# Cleaning Helpers
This notebook documents reusable data-cleaning helper functions for the CA Biositing ETL. Each helper is documented with purpose, behaviour, and examples so junior engineers can adopt them safely.


In [None]:
# Standard imports used by all helpers
import logging
import pandas as pd
import numpy as np
logger = logging.getLogger()

# Note: these helpers use `janitor.clean_names()`; ensure `janitor` is available when running interactively.
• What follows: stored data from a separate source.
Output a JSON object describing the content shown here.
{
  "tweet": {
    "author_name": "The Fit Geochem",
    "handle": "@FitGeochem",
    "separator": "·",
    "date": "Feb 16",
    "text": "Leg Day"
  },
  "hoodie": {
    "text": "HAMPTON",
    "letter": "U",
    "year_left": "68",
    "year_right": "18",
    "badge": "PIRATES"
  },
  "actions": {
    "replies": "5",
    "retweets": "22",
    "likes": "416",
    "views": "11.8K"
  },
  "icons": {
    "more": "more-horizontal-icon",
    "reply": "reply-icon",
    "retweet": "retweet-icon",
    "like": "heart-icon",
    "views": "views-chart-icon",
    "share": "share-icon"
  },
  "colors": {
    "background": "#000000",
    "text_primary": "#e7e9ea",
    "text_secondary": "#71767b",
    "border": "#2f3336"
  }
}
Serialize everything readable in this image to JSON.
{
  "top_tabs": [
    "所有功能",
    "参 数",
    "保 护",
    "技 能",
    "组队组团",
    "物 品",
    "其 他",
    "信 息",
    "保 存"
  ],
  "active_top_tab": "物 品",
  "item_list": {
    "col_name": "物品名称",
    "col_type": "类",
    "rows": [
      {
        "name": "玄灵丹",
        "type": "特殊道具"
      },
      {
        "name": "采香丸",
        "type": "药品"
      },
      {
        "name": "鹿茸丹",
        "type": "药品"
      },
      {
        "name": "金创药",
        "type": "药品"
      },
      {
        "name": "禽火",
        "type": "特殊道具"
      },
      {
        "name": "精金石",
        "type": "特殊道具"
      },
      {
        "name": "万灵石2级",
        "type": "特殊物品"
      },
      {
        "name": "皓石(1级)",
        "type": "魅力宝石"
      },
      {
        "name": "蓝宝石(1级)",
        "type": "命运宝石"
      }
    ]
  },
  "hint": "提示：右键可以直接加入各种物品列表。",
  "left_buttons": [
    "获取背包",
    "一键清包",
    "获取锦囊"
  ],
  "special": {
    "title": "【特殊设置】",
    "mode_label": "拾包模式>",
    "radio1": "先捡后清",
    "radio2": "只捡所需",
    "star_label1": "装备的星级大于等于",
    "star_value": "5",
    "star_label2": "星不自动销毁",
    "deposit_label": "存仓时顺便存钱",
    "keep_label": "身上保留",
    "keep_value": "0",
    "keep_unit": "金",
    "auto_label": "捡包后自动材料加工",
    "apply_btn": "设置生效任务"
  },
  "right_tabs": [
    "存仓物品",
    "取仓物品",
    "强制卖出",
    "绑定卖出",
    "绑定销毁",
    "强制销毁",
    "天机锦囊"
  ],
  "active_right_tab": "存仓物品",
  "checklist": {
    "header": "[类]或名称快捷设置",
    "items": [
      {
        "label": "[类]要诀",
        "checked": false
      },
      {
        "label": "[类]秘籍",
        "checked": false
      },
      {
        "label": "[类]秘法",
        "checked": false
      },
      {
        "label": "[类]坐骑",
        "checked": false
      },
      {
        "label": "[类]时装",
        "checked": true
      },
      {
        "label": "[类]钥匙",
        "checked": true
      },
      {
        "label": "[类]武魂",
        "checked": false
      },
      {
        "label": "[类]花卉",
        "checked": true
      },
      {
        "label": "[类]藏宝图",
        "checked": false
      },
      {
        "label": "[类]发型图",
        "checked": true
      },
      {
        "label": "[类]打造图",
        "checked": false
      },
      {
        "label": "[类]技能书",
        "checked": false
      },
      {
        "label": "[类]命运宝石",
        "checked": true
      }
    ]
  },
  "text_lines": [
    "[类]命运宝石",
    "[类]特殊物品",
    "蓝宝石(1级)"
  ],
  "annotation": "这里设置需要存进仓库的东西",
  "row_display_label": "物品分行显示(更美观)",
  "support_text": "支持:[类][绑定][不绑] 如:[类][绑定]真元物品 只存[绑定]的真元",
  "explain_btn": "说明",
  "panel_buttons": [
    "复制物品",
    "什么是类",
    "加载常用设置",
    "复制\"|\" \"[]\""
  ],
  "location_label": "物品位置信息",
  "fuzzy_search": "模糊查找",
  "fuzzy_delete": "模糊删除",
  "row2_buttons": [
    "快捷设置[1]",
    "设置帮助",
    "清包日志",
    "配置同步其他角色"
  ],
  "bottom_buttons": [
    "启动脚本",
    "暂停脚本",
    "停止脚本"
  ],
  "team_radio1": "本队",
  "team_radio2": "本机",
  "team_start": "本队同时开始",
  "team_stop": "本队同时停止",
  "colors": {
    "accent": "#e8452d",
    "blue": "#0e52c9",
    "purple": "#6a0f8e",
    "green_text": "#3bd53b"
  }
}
## 1) `clean_names_df` — standardize column names
Purpose: make column names predictable (snake_case, no spaces) so downstream code can reference columns reliably.
When to use: immediately after loading raw data from sheets/CSV.


In [None]:
def clean_names_df(df):
    """Return a copy of `df` with cleaned column names using `janitor.clean_names()`.

    Behavior:
    - If `df` is not a DataFrame, logs and returns the original value.
    - Returns a new DataFrame reference (does not mutate input).

    Example:
        df2 = clean_names_df(df)
    """
    if not isinstance(df, pd.DataFrame):
        logger.error('clean_names_df: input is not a DataFrame')
        return df
    # janitor.clean_names normalizes casing, removes punctuation/spaces, and converts to snake_case
    return df.clean_names()


## 2) `replace_empty_with_na` — convert empty / whitespace-only strings to NaN
Purpose: make empty strings behave like missing values so pandas functions (dropna, isna) work as expected.
Parameters:
- `columns`: list of columns to target; `None` means all columns.
- `regex`: regex used to match empty/whitespace strings (default `'^\s*$'`).


In [None]:
def replace_empty_with_na(df, columns=None, regex=r'^\s*$'):
    """Replace empty/whitespace-only strings with `np.nan`.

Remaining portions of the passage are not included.